The slightly longer rest and chat had motivated us, and we ended up being pretty solid the rest of the way to the summit. We slowly realized we had arrived as we saw rock and climbers resting. 8:30 am. There were some wispy clouds around and the wind was whipping across the crater. Not a very hospitable place. We could see north to Baker, but a light haze kept the views from extending more than a couple hundred miles. It felt really good to be at the top, and a huge relief to know that we wouldn’t have to go up any further.
The wind was keeping us from enjoying the rest too much though. We were feeling the cold and decided it would be best to make our stay short. We snapped a few photos, tightened up our gear and set off for the descent. We kept our cramp-ons on in case we came to any icy patches, but things were getting pretty slushy and we probably could have moved a bit faster without them. Still, the descent was a relief and it felt like we were covering ground in no time. We stopped briefly a couple more times to snack and plodded on. We found that the snow bridge we had crossed earlier had melted out a bit more, requiring a short jump to get across. We played is safe and set some protection in the snow in case of a slip and made it across without trouble.

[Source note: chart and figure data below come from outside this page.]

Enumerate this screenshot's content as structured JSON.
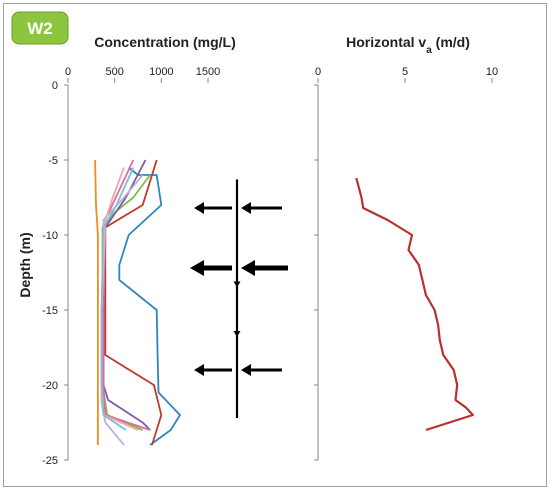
{
  "badge": {
    "label": "W2",
    "color": "#8cc63f"
  },
  "chart_data": [
    {
      "type": "line",
      "title": "Concentration (mg/L)",
      "ylabel": "Depth (m)",
      "xlabel": "",
      "xlim": [
        0,
        1500
      ],
      "ylim": [
        -25,
        0
      ],
      "x_ticks": [
        "0",
        "500",
        "1000",
        "1500"
      ],
      "y_ticks": [
        "0",
        "-5",
        "-10",
        "-15",
        "-20",
        "-25"
      ],
      "x_axis_position": "top",
      "grid": false,
      "series": [
        {
          "color": "#f28c1e",
          "points": [
            [
              290,
              -5
            ],
            [
              300,
              -8
            ],
            [
              320,
              -10
            ],
            [
              320,
              -14
            ],
            [
              320,
              -18
            ],
            [
              320,
              -22
            ],
            [
              320,
              -24
            ]
          ]
        },
        {
          "color": "#2e86c1",
          "points": [
            [
              650,
              -5.5
            ],
            [
              750,
              -6
            ],
            [
              950,
              -6
            ],
            [
              1000,
              -8
            ],
            [
              650,
              -10
            ],
            [
              550,
              -12
            ],
            [
              550,
              -13
            ],
            [
              950,
              -15
            ],
            [
              960,
              -18
            ],
            [
              970,
              -20.5
            ],
            [
              1200,
              -22
            ],
            [
              1100,
              -23
            ],
            [
              880,
              -24
            ]
          ]
        },
        {
          "color": "#c0392b",
          "points": [
            [
              950,
              -5
            ],
            [
              800,
              -8
            ],
            [
              400,
              -9.5
            ],
            [
              400,
              -15
            ],
            [
              400,
              -18
            ],
            [
              920,
              -20
            ],
            [
              1000,
              -22
            ],
            [
              900,
              -24
            ]
          ]
        },
        {
          "color": "#7dbb42",
          "points": [
            [
              880,
              -6
            ],
            [
              700,
              -7.5
            ],
            [
              500,
              -8.5
            ],
            [
              370,
              -9.5
            ],
            [
              370,
              -15
            ],
            [
              370,
              -20
            ],
            [
              420,
              -22
            ],
            [
              800,
              -23
            ]
          ]
        },
        {
          "color": "#7d5ba6",
          "points": [
            [
              830,
              -5
            ],
            [
              620,
              -7.5
            ],
            [
              400,
              -9.5
            ],
            [
              380,
              -15
            ],
            [
              380,
              -20
            ],
            [
              430,
              -21
            ],
            [
              800,
              -22.5
            ],
            [
              880,
              -23
            ]
          ]
        },
        {
          "color": "#e06aa8",
          "points": [
            [
              700,
              -5
            ],
            [
              550,
              -7
            ],
            [
              400,
              -9
            ],
            [
              380,
              -15
            ],
            [
              380,
              -20
            ],
            [
              400,
              -22
            ],
            [
              880,
              -23
            ]
          ]
        },
        {
          "color": "#bbb3d6",
          "points": [
            [
              800,
              -6
            ],
            [
              600,
              -7.5
            ],
            [
              380,
              -9
            ],
            [
              360,
              -15
            ],
            [
              360,
              -21
            ],
            [
              400,
              -22.5
            ],
            [
              600,
              -24
            ]
          ]
        },
        {
          "color": "#f5a8a8",
          "points": [
            [
              600,
              -5.5
            ],
            [
              480,
              -7.5
            ],
            [
              400,
              -9
            ],
            [
              360,
              -15
            ],
            [
              360,
              -21
            ],
            [
              380,
              -22
            ],
            [
              750,
              -23
            ]
          ]
        },
        {
          "color": "#7ac1d6",
          "points": [
            [
              700,
              -5.5
            ],
            [
              520,
              -8
            ],
            [
              380,
              -9.5
            ],
            [
              360,
              -15
            ],
            [
              360,
              -20
            ],
            [
              380,
              -22
            ],
            [
              620,
              -23
            ]
          ]
        }
      ]
    },
    {
      "type": "line",
      "title": "Horizontal v",
      "title_sub": "a",
      "title_suffix": " (m/d)",
      "xlabel": "",
      "ylabel": "",
      "xlim": [
        0,
        10
      ],
      "ylim": [
        -25,
        0
      ],
      "x_ticks": [
        "0",
        "5",
        "10"
      ],
      "x_axis_position": "top",
      "grid": false,
      "series": [
        {
          "color": "#b8312f",
          "points": [
            [
              2.2,
              -6.2
            ],
            [
              2.5,
              -7.5
            ],
            [
              2.6,
              -8.2
            ],
            [
              4.0,
              -9
            ],
            [
              5.4,
              -10
            ],
            [
              5.2,
              -11
            ],
            [
              5.8,
              -12
            ],
            [
              6.0,
              -13
            ],
            [
              6.2,
              -14
            ],
            [
              6.7,
              -15
            ],
            [
              6.9,
              -16
            ],
            [
              7.0,
              -17
            ],
            [
              7.2,
              -18
            ],
            [
              7.8,
              -19
            ],
            [
              8.0,
              -20
            ],
            [
              7.9,
              -21
            ],
            [
              8.5,
              -21.5
            ],
            [
              8.9,
              -22
            ],
            [
              6.2,
              -23
            ]
          ]
        }
      ]
    }
  ],
  "arrows": [
    {
      "depth": -8.2,
      "size": "medium"
    },
    {
      "depth": -12.2,
      "size": "large"
    },
    {
      "depth": -19.0,
      "size": "medium"
    }
  ],
  "arrow_line": {
    "top_depth": -6.3,
    "bottom_depth": -22.2,
    "down_arrow_depths": [
      -13.5,
      -16.8
    ]
  }
}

After some final knee-high-slush trudging, we made it back to Camp Schurman where are tents were waiting for us, 1 pm. We shed our packs and crawled into sleeping bags for a quick rest. We could stay another night there if we wanted, but we had heard that there were thunder storms were on the way. We slept about an hour and a half and packed up camp. We loaded up our bags by 5 pm and got on the rope for one last stretch of glacier travel. We were exhausted but happy, and everything went smoothly. We got to Inter Glacier, the steep snowfield from the second day, and were greeted by a nicely groomed glissade track. Strapping our gear on tightly, we sat on our butts and got ready to slide. It felt terrific. The 3-mile snowfield which had taken us 3-4 hours to climb a day early quickly receeded in about 15 minutes of amusement park-style enjoyment. The snow cooled our legs, pretty much bliss. Within the hour we were back to our first camp and on our way out on a 3.5 mile dirt trail. Our heads were clear with the reduced altitude, but foggy from exhaustion. The hike felt more like about 7 miles, but we made it. We got to the car at 9 pm and took our boots off to great relief. Success! We had reached the summit and made it back down in one piece. It felt incredible. And it was really hard. We were totally beat, loopy, hungry for something other than Power Bars.
We got in the car hoping to find burgers, but Enumclaw is a sleepy town at 10 pm on a Sunday, so we settled for the 24-hour Safeway. Another meal of snacks, but at this point it didn’t really matter. We got back to Seattle around midnight, ready for some hot showers and warm beds. In bed by 1 am, up at 8 am for work. 7 hours felt luxurious. What a weekend.